Highlights include the breathtaking view from Goko Ri across a wide glacier towards Everest, as well as the ascent of Cho La Pass in deteriorating weather conditions. It is one of the toughest hikes I’ve yet experienced and constantly fraught with the danger of slipping on ice or snow-covered rocks and boulders. The pass was closed just before our arrival, and again after the brief window of opportunity with which we were blessed before fresh snowstorms.
On the top I was staggering with exhaustion as I trudged through deep snow in the gloom, slipping and falling more than once. But my spirits soared and I felt so incredibly alive – this is the kind of dramatic Himalayan landscape I’d dreamed of and the sort of physical challenge I relish.
The guidebooks and some friends had warned me that Base Camp might be an anti-climax, lacking a meaningful view of Everest.
I put my absolute trust in the process of Life, visualise positive outcomes and eventually quiet my fears.

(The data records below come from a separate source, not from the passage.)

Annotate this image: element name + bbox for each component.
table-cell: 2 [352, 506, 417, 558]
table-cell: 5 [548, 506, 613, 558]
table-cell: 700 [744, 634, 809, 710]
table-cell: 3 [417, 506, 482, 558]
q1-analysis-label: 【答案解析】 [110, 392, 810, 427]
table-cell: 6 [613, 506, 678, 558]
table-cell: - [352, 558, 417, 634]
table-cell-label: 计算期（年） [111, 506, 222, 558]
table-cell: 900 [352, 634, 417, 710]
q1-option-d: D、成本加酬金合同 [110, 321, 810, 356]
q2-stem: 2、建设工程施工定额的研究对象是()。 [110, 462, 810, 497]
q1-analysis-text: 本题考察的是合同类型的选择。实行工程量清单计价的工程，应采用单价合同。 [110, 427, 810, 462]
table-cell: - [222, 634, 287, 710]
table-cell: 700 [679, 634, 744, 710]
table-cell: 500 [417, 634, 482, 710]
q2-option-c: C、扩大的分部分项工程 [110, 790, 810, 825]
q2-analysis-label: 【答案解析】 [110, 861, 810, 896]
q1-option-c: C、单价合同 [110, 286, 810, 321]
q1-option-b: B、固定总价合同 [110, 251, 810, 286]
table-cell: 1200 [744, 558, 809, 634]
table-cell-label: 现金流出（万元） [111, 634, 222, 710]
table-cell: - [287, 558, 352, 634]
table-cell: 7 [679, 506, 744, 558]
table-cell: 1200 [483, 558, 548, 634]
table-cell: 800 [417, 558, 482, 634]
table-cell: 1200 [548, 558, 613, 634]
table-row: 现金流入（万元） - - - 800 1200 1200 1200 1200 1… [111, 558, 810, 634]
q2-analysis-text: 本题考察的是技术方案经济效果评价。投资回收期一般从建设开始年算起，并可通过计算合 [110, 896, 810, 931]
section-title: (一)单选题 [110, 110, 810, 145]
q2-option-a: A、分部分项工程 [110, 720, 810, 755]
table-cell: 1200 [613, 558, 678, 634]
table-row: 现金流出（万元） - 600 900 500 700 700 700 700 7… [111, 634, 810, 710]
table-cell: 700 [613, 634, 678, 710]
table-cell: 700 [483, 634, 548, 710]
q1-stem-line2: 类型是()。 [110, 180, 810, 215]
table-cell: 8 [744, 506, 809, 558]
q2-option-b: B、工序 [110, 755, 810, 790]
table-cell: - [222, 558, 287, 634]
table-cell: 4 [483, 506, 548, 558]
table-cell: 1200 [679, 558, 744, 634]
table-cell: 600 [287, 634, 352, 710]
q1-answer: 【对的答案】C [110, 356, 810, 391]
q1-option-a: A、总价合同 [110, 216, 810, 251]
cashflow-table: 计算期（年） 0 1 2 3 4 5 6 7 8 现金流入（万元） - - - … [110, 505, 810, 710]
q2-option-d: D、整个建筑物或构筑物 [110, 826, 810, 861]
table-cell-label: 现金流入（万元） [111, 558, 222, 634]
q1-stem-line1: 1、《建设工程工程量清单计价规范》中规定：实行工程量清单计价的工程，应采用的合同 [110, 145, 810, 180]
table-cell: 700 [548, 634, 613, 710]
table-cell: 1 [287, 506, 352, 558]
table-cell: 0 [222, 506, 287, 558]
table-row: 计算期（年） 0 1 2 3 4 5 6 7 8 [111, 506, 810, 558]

Dawn is a magnificent reward, another stunning day making a mockery of my night-time fears and imaginings.
But I was energised and exhilarated by the experience of trekking along the edge of the Khumbu Icefall and Glacier, at last coming face-to-face with that giant conveyer belt of rock and ice that forms one of the daunting obstacles to any summit attempt.
The main weather window happens in May each year, allowing a few teams a crack at the top when the notorious jetstream is not howling off the summit at up to 250km/h. We reach Base Camp in sunshine on October 11 to find Thailand’s first Everest bid in progress with the team planning to be there for three months.
Depending on your viewpoint this could be the ultimate gift and life-changing experience, or your worst nightmare in the bleakest and most hostile environment imaginable.
I love every precious second and am stirred by the aliveness of the scene, drawing a deep breath every time I hear the cracking and crunching of the moving glacier, or the roar of an avalanche exploding from the high peaks.
I volunteer a silent prayer of thanks for being here in this remarkable landscape and more especially for all my bountiful blessings. I’ve had a minor epiphany early in the trip and felt my heart chakra open with the dazzling realisation that nothing is more important than my daughters Tammy and Bonnie, and all those dear to me.
My partner Adelle has repeatedly warned over the past couple of years: “If you want to climb Everest you must be prepared never to see your loved ones again.” My reaction then was cynical (and selfish) amusement.
But thanks to my recent dark nights of the soul, when I was battling my demons, I’ve some exciting new (and obvious) realisations. Love is all and I’d rather hug my loved ones again than enjoy the unbelievable adrenaline-rush of standing on top of this magnificent world of ours.
If I’m to embark on any extreme challenges, let my first be to push back my personal spiritual frontiers and limiting beliefs.